Mar 15, 2019 | Chad Wathington
Unit Tests aren’t ‘tests’
At ThoughtWorks, we often debate the value of our existing practices to constantly challenge ourselves and remind ourselves why we do what we do. Recently this question came up:
Acceptance tests (in cucumber) have become this abandoned wasteland of unmaintained good intentions. Are they even useful anymore?
Computer scientist Glenford J Myers wrote about software testing in his seminal book The Art of Software Testing (1979).
Software testing is a process, or a series of processes, designed to make sure computer code does what it was designed to do and that it does not do anything unintended.
His book became both a manual and the inspiration for an entire field - it literally defined software testing for a generation. When Myers wrote The Art of Software testing technologists often confused testing with debugging - one only needed to write a program and fix any errors you encountered by running it.
Myers' broad point was that developers needed to test code to ensure it worked as designed, which requires a specification. And beyond design, tests should also seek to uncover unintended behavior.
Human beings tend to be highly goal-oriented, and establishing the proper goal has an important psychological effect. If our goal is to demonstrate that a program has no errors, then we will subconsciously be steered toward this goal; that is, we tend to select test data that have a low probability of causing the program to fail. On the other hand, if our goal is to demonstrate that a program has errors, our test data will have a higher probability of finding errors. The latter approach will add more value to the program than the former. [citation from book]
In Myers' view, developers are psychologically predisposed towards thinking that what they’ve made works. Myers therefore believed that testing should be independent, even going so far as to suggest a separate company or department should perform any necessary testing. Even though Myers wrote his own definition of testing, I like to summarize it as “the independent verification of correctness.” It feels like he left the independent part out, despite making a substantial argument for it in the book.

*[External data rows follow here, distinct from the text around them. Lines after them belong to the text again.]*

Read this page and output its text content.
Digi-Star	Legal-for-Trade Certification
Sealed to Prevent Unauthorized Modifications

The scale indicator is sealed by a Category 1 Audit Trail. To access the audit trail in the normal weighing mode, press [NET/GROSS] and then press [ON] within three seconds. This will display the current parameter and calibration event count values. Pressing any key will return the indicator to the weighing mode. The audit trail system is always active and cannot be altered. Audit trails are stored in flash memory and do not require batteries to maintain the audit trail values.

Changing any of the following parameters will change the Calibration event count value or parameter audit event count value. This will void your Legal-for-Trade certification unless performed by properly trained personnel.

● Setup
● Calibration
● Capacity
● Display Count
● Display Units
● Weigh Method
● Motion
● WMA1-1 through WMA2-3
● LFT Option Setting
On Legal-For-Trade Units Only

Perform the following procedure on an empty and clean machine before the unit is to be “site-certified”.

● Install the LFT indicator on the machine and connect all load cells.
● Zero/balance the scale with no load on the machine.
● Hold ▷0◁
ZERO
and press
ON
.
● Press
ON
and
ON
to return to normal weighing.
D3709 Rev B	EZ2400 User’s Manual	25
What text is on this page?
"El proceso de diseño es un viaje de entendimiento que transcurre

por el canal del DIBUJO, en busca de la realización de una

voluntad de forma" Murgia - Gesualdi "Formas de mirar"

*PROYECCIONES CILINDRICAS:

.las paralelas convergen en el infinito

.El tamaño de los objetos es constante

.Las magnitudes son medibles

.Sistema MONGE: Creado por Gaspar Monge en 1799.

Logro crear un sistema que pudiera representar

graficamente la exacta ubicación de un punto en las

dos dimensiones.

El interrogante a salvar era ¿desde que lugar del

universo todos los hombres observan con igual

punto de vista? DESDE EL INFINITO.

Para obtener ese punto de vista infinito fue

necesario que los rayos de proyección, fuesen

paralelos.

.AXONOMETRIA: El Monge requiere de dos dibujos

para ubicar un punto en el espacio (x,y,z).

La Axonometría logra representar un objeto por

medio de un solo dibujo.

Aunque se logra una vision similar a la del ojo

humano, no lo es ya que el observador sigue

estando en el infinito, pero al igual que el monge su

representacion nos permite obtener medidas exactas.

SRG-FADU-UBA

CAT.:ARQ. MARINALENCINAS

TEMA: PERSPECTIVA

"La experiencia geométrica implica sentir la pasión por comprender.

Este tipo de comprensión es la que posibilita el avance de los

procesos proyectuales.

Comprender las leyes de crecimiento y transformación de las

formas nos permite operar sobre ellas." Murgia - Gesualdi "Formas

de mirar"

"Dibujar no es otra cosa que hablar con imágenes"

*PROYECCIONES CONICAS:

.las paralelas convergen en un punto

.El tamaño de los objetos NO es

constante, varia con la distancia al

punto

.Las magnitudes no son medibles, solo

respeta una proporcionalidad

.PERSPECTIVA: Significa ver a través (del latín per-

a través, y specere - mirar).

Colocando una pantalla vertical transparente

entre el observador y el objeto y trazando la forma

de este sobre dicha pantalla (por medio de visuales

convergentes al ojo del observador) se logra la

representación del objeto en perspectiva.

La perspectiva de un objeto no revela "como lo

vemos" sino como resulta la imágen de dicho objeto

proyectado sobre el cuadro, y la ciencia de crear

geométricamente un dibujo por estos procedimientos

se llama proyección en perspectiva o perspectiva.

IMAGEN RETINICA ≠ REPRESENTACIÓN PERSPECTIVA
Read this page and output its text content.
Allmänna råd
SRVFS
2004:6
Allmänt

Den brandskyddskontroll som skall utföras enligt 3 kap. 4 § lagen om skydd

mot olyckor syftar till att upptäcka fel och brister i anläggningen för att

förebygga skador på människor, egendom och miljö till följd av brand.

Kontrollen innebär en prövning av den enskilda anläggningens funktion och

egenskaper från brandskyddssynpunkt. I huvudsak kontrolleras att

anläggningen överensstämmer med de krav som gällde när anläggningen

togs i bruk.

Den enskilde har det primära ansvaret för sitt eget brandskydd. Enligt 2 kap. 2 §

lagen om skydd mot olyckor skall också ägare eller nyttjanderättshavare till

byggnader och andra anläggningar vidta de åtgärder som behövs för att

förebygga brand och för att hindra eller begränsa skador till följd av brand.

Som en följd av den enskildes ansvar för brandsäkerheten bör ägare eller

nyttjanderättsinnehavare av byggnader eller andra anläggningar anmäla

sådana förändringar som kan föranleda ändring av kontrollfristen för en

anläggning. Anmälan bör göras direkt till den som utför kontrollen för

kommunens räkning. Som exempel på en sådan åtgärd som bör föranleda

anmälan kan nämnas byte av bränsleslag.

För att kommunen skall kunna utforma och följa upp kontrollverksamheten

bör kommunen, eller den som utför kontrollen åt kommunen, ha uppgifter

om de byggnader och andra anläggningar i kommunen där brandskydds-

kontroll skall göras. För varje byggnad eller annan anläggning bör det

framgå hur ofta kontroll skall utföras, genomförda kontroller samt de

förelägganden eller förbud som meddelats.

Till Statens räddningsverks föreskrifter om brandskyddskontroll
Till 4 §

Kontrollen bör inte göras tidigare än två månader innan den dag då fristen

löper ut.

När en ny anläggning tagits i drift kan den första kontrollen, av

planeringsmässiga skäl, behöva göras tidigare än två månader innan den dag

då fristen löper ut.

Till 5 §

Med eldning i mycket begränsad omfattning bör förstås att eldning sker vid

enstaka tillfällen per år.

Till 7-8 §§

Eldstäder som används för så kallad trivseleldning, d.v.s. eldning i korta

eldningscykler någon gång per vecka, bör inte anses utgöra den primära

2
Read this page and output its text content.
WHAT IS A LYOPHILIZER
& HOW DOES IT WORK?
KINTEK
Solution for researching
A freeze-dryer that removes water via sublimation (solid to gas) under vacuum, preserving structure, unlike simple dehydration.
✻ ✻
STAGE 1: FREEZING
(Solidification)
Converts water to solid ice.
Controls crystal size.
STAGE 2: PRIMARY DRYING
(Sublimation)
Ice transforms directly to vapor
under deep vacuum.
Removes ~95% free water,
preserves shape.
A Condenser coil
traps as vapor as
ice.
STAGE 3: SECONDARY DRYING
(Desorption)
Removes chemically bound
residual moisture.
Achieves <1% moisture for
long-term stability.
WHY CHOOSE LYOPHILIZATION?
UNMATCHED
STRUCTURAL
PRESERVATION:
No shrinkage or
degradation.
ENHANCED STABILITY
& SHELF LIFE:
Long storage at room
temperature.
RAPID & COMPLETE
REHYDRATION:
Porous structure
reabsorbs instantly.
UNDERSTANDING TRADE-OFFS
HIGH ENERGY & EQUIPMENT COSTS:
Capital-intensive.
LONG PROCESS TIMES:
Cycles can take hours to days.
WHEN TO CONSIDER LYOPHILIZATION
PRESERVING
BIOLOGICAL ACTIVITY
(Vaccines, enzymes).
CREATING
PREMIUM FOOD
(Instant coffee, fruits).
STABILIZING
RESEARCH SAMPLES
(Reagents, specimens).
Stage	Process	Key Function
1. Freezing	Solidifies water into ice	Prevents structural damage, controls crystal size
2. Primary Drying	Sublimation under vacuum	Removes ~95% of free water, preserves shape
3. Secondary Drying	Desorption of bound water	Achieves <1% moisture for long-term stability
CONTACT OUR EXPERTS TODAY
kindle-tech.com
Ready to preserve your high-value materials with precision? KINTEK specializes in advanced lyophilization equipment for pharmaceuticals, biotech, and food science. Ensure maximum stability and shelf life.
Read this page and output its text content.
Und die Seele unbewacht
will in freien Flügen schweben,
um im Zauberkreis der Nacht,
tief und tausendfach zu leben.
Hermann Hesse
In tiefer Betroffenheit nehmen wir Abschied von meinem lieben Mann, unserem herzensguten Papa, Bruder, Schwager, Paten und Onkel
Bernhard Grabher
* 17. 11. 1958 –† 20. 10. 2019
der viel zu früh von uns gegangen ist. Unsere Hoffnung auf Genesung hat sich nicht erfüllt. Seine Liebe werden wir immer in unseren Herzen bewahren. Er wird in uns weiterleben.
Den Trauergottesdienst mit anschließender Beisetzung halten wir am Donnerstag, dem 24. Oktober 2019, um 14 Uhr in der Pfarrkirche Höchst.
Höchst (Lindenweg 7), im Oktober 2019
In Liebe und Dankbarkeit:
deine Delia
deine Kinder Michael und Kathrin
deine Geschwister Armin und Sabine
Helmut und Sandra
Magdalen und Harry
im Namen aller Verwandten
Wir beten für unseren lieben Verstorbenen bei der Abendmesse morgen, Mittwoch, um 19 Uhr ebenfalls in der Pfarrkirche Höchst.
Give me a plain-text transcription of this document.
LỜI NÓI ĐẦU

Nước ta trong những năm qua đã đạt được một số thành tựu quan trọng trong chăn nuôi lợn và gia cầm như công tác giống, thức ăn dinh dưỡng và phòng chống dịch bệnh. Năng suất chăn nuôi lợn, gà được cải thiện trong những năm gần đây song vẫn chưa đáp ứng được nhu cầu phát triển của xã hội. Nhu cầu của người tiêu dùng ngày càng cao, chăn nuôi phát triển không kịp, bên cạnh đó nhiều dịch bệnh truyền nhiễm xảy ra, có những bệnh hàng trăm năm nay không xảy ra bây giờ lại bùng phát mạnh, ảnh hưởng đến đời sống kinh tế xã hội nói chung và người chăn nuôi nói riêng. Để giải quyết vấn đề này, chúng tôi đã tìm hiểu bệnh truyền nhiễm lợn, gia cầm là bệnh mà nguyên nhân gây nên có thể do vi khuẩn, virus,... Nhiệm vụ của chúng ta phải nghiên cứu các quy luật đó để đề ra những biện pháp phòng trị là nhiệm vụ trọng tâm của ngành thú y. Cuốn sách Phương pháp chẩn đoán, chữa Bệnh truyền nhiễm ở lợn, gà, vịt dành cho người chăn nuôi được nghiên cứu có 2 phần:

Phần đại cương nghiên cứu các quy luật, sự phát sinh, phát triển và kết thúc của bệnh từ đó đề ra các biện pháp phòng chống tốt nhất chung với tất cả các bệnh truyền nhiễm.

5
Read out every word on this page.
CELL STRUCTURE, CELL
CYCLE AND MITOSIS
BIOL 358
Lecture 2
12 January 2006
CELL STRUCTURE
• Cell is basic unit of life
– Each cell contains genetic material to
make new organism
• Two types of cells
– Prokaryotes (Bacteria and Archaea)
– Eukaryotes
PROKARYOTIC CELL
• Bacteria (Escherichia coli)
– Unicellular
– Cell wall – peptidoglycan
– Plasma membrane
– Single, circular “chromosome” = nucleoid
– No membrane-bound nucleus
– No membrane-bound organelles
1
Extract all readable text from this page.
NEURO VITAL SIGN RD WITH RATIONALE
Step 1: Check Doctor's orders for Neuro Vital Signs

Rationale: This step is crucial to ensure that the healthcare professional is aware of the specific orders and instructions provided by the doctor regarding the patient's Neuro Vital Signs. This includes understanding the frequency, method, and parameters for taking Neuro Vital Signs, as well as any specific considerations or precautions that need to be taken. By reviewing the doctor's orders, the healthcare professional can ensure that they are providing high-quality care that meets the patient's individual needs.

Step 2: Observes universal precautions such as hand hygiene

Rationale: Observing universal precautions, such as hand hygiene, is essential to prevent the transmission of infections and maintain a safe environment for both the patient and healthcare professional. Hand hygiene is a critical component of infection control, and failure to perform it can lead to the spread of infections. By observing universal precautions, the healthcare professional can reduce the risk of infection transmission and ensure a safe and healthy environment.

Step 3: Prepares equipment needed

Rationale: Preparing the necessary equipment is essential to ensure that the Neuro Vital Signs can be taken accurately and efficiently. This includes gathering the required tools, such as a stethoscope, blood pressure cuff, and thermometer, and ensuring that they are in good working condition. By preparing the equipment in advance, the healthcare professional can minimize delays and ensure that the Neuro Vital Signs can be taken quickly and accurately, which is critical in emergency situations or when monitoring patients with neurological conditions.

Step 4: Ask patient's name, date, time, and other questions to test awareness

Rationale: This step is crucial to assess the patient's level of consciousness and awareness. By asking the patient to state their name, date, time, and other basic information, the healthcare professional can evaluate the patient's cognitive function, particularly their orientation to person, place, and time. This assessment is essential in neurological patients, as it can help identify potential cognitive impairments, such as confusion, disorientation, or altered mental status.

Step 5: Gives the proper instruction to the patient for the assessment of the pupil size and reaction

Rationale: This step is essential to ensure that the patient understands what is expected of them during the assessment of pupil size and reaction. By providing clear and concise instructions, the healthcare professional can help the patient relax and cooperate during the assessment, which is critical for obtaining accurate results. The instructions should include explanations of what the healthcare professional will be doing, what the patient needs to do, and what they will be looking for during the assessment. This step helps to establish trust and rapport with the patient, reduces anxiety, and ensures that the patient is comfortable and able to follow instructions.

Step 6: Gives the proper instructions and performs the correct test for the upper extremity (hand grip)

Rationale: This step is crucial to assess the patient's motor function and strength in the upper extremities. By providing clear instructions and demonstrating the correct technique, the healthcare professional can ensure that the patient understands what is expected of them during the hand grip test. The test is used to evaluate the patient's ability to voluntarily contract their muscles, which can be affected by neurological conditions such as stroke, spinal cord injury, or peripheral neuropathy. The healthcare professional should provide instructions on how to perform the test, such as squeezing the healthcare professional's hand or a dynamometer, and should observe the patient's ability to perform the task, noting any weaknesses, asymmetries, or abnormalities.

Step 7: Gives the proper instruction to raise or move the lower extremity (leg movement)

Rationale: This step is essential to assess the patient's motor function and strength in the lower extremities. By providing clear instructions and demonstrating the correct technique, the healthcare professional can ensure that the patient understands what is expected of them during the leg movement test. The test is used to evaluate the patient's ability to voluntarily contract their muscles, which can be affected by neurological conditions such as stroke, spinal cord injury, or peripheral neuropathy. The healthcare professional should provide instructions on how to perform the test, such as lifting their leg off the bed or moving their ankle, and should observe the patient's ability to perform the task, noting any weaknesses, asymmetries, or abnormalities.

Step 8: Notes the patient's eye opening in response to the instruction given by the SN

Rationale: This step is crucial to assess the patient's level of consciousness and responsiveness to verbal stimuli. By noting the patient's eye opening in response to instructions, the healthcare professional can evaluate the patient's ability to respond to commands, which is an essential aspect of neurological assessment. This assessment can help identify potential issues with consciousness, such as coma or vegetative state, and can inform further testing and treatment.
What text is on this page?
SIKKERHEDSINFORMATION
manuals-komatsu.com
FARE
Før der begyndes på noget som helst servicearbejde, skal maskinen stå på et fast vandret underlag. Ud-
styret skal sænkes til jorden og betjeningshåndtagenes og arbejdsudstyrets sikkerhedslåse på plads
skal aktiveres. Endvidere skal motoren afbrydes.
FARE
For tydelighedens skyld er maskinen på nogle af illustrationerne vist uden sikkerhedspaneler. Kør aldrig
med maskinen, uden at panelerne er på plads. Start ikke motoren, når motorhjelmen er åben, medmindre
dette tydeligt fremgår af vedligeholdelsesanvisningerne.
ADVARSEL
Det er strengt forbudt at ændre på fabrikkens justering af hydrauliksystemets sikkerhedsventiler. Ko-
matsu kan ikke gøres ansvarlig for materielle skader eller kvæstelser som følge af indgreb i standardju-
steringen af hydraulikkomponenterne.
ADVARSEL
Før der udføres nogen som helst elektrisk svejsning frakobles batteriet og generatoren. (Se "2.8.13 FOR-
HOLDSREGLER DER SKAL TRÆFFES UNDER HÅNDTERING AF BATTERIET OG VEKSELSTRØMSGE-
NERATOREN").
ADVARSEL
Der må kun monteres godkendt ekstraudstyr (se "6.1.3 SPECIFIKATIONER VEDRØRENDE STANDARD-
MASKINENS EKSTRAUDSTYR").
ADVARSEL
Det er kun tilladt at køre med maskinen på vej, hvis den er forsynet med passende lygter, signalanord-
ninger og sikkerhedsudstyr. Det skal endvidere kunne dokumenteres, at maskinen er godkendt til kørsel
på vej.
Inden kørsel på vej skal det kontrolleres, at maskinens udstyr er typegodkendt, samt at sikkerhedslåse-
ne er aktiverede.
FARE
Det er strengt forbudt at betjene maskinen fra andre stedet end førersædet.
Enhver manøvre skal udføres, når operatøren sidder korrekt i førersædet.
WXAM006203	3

Fast forward to today and not only has testing changed in style and substance since the first edition in 1979, but we also have a different type of tests, called unit tests (module tests in Myer’s world). I would argue that modern day unit tests aren't ‘tests’ by Myers' original definition. In many ways, they've started to kill what Myers was trying to accomplish.
Before I explain why, let’s establish a baseline. If we put Test Driven Development aside as a separate practice, unit tests help accomplish two things:
- First, they're good at stopping known predictable types of mistakes like boundary conditions, divide by zero, null checks, etc.
- Second, and more importantly, they are good for preventing one person from stepping over another person's intent, e.g. this method was supposed to check whether a value exists so someone else shouldn't make the method do something else.
It turns out, and this is the really interesting part, that unit tests improve software quality a lot - a whole lot! The Art of Software testing details rigor around test cases, thought patterns, and test data. But the effect of unit testing on software quality suggests that many bugs we encounter stem from the two sources above. Unit tests, however, only get half of the correctness equation right - they typically don’t check that software does what it was designed to do, particularly vs. a specification. And they certainly aren’t a form of independent verification. They are an automated check for a type of unintended errors. This isn’t a knock on unit tests. It’s a knock on the mental model that suggests they are the most important form of testing.
As devops continues to go mainstream, and more teams can deploy software rapidly, the original idea that Myers was trying to refute has returned, but in a more subtle way. I’m seeing a lot of teams think that if they have a solid suite of unit tests, they can just deploy and monitor. No other testing is required, except maybe a desk check or two. Ironically, isn’t that awfully similar to the run and debug method of old? In effect, we’ve semantically substituted a subset of testing for the whole thing, and started dropping the rest because that subset is very effective.
The software development world needs to decide two things. First, is independent verification still important? Second, should we verify that software works as it was designed to, given some commonly agreed references from within a team?
I’ll take a shot at answering both questions. With collaborative approaches to software development, I think the world has moved on from independent verification as an end goal. My guess is that collective ownership mitigates the psychological tendencies of confirmation bias. I also think great testers help a whole team learn how to break things, finding errors no one was originally looking for. The prevalence of test automation as a practice has played an important role too, essentially creating a different standard, that of an objective check. I believe that independent verification isn’t necessary for most things, save regulated or safety systems.
I think the industry is still finding its way on the “does it do what it was designed to” front, because the definition of software design has changed so much. Old school design practices, including pre-story requirements management, are an inefficient, soul crushing and non-collaborative way of creating specifications. In my opinion, BDD and specification based testing tools (like Gauge) are a much simpler way of documenting a commonly held idea of correctness on a team. They are a concise way of continually and incrementally articulating how software should be designed. We do this as well when we write acceptance criteria for a user story. The benefit of a tool like Gauge is that after a specification is written it is both the shared idea of design and an objective check against it.
All of this isn’t to bash unit tests. They have massively changed software quality. But, there is so much more to testing than the bottom of the test automation pyramid. To succinctly answer the question posed in the original debate, yes we still need them, as acceptance and specification based tests have a different purpose, one that I think is still very valuable.